I'm testing out paddle OCR for tables.
First I'm downloading all the necessery weights:
# Download the PP-OCRv3 text detection model and unzip it
wget https://paddleocr.bj.bcebos.com/PP-OCRv3/english/en_PP-OCRv3_det_infer.tar && tar xf en_PP-OCRv3_det_infer.tar
# Download the PP-OCRv3 text recognition model and unzip it
wget https://paddleocr.bj.bcebos.com/PP-OCRv3/english/en_PP-OCRv3_rec_infer.tar && tar xf en_PP-OCRv3_rec_infer.tar
# Download the PP-StructureV2 form recognition model and unzip it
wget https://paddleocr.bj.bcebos.com/ppstructure/models/slanet/en_ppstructure_mobile_v2.0_SLANet_infer.tar && tar xf en_ppstructure_mobile_v2.0_SLANet_infer.tar
And also using the recommended version:
pip install "paddleocr>=2.0.1"
I've modified the predict_table.py
file based upon my need (rest is available @ https://github.com/PaddlePaddle/PaddleOCR/blob/b318d204fa4b984a76edee167a5cb867e5b85838/ppstructure/table/predict_table.py):
def process_image_and_extract_table(det_model_dir, rec_model_dir, table_model_dir,rec_char_dict_path, table_char_dict_path, image_path, output_dir):
args = parse_args()
args.det_model_dir = det_model_dir
args.rec_model_dir = rec_model_dir
args.table_model_dir = table_model_dir
args.rec_char_dict_path = rec_char_dict_path
args.table_char_dict_path = table_char_dict_path
args.image_dir = image_path
args.output = output_dir
os.makedirs(args.output, exist_ok=True)
table_sys = TableSystem(args)
output_path = table_sys.extract_tables(image_path)
return output_path
And calling this function like this:
import os
from PIL import Image
from paddleocr import PaddleOCR,draw_ocr
# import table.meaw as meaw
# from table import meaw
# from table.predict_table import process_image_and_extract_table
from predict_table import process_image_and_extract_table
c_dir = "files"
# print(os.listdir(c_dir))
files = [os.path.join(c_dir,x) for x in os.listdir(c_dir) if x.endswith(".PNG")]
print(files)
ocr = PaddleOCR(use_angle_cls=True, lang='en')
for file in files:
img_file = file + ".tem.png"
print(file)
result = ocr.ocr(file, cls=True)
# result = ocr.ocr(file, cls=True, type='structure')

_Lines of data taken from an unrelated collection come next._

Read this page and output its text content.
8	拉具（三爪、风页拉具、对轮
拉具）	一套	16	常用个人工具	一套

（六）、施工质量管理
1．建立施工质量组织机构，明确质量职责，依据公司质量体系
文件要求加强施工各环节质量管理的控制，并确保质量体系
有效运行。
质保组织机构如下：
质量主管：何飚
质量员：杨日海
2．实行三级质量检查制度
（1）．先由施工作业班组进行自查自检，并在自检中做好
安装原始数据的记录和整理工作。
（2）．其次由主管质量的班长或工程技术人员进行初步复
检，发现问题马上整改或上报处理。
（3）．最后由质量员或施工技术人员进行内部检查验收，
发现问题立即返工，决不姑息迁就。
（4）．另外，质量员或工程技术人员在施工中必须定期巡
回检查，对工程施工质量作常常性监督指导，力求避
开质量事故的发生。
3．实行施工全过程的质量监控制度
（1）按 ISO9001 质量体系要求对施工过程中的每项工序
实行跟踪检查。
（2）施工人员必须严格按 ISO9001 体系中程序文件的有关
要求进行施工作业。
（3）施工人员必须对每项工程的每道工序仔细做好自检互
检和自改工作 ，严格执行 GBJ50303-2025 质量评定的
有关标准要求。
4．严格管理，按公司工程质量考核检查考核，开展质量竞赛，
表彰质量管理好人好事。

print("---------------------------------------")
print(result)
print(len(result))
print(len(result[0]))
print("***************************************")
result = result[0]
image = Image.open(file).convert('RGB')
boxes = [line[0] for line in result]
txts = [line[1][0] for line in result]
scores = [line[1][1] for line in result]
im_show = draw_ocr(image, boxes, txts, scores, font_path='./Roboto-Thin.ttf')
im_show = Image.fromarray(im_show)
im_show.save(img_file)
output_path = process_image_and_extract_table(
det_model_dir='./en_PP-OCRv3_det_infer',
rec_model_dir='./en_PP-OCRv3_rec_infer',
table_model_dir='./en_ppstructure_mobile_v2.0_SLANet_infer',
rec_char_dict_path='./ppocr_keys_v1.txt',
table_char_dict_path='./table_structure_dict.txt',
image_path=file,
output_dir='./out'
)
print("Table extracted and saved to:", output_path)
# im_show.show("demo")
# break
I've downloaded other necessery files from here:
- https://github.com/PaddlePaddle/PaddleOCR/blob/b318d204fa4b984a76edee167a5cb867e5b85838/ppocr/utils/ppocr_keys_v1.txt (don't know what is this, their codebase isn't that much documented;)
- https://github.com/PaddlePaddle/PaddleOCR/blob/b318d204fa4b984a76edee167a5cb867e5b85838/ppocr/utils/dict/table_structure_dict.txt
Now as a result, I'm getting chinese outputs. How can I resolve this issue??